Beyond the Identification of Transcribed Sequences:
Functional, Evolutionary and Expression Analysis
12th International Workshop
October 25-28, 2002
Washington, DC

Diversity in Gene Expression: Assessment of Exon Skipping and Expression States

Winston Hide, Tzu-Ming Chern, Janet Kelso and Vladimir Babenko
SA National Bioinformatics Institute, University Western Cape, Bellville, South Africa
Telephone: +27 21 959 3645; Fax: +27 21 959 2512

Completion of the human genome sequence provides evidence for a gene count with lower bound 30 000 40 000. Significant protein complexity may derive in part from multiple transcript isoforms. Recent EST based studies have revealed that alternate transcription, including alternative splicing, polyadenylation and transcription start sites, occurs within at least 30-40 % of human genes. Transcript form surveys have yet to integrate the genomic context, expression, frequency, and contribution to protein diversity of isoform variation.
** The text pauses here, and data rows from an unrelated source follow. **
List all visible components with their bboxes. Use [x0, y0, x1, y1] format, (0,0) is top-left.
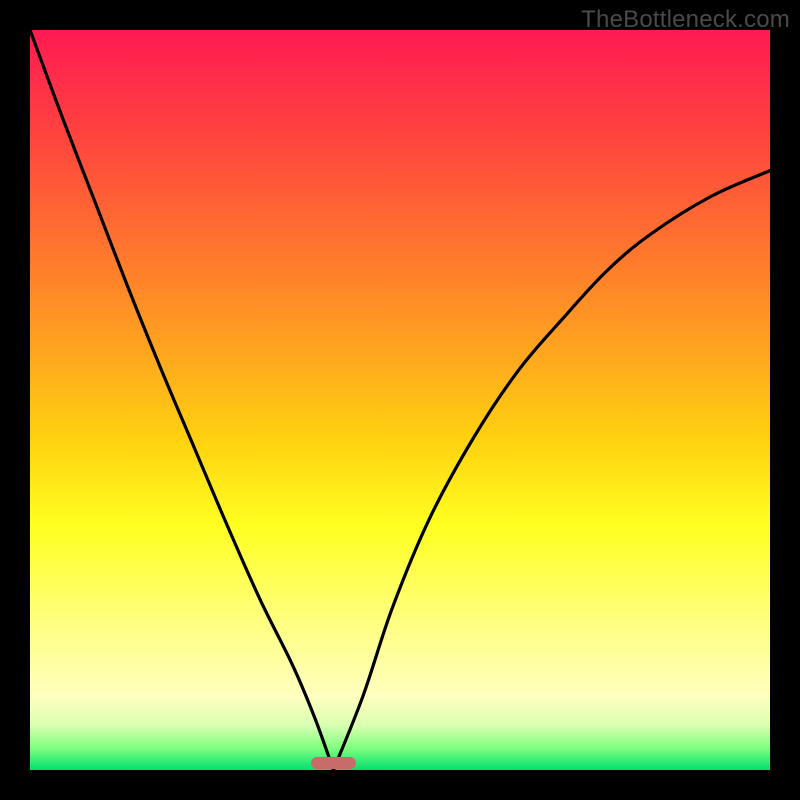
min-marker [311, 757, 355, 769]
curve-layer [30, 30, 770, 770]
left-branch-curve [30, 30, 333, 770]
chart-frame: TheBottleneck.com [0, 0, 800, 800]
plot-area [30, 30, 770, 770]
right-branch-curve [333, 171, 770, 770]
We describe the degree to which protein coding diversity may be influenced by alternate expression of transcripts. 545 genes have been studied in this first intensive hand-curated assessment of exon skipping on chromosome 22. Combining manual assessment with software screening of exon boundaries provides a highly accurate and internally consistent indication of skipping frequency. 57 of 62 exon skipping events occur in the protein coding regions of 52 genes. A single gene, (FBXO7) expresses an exon repetition. 59% of highly represented multi-exon genes are likely to express exon-skipped isoforms in ratios that vary from 1:1 to 1:>100. The proportion of all transcripts corresponding to multi-exon genes that exhibit an exon skip is estimated to be 5%. A comparison with mouse orthologous genes reveals that common skipping events are not frequently detected, but that the frequency of skipping is similar between mouse and man. Comparitive assessment of expression state and skip occurrence is discussed.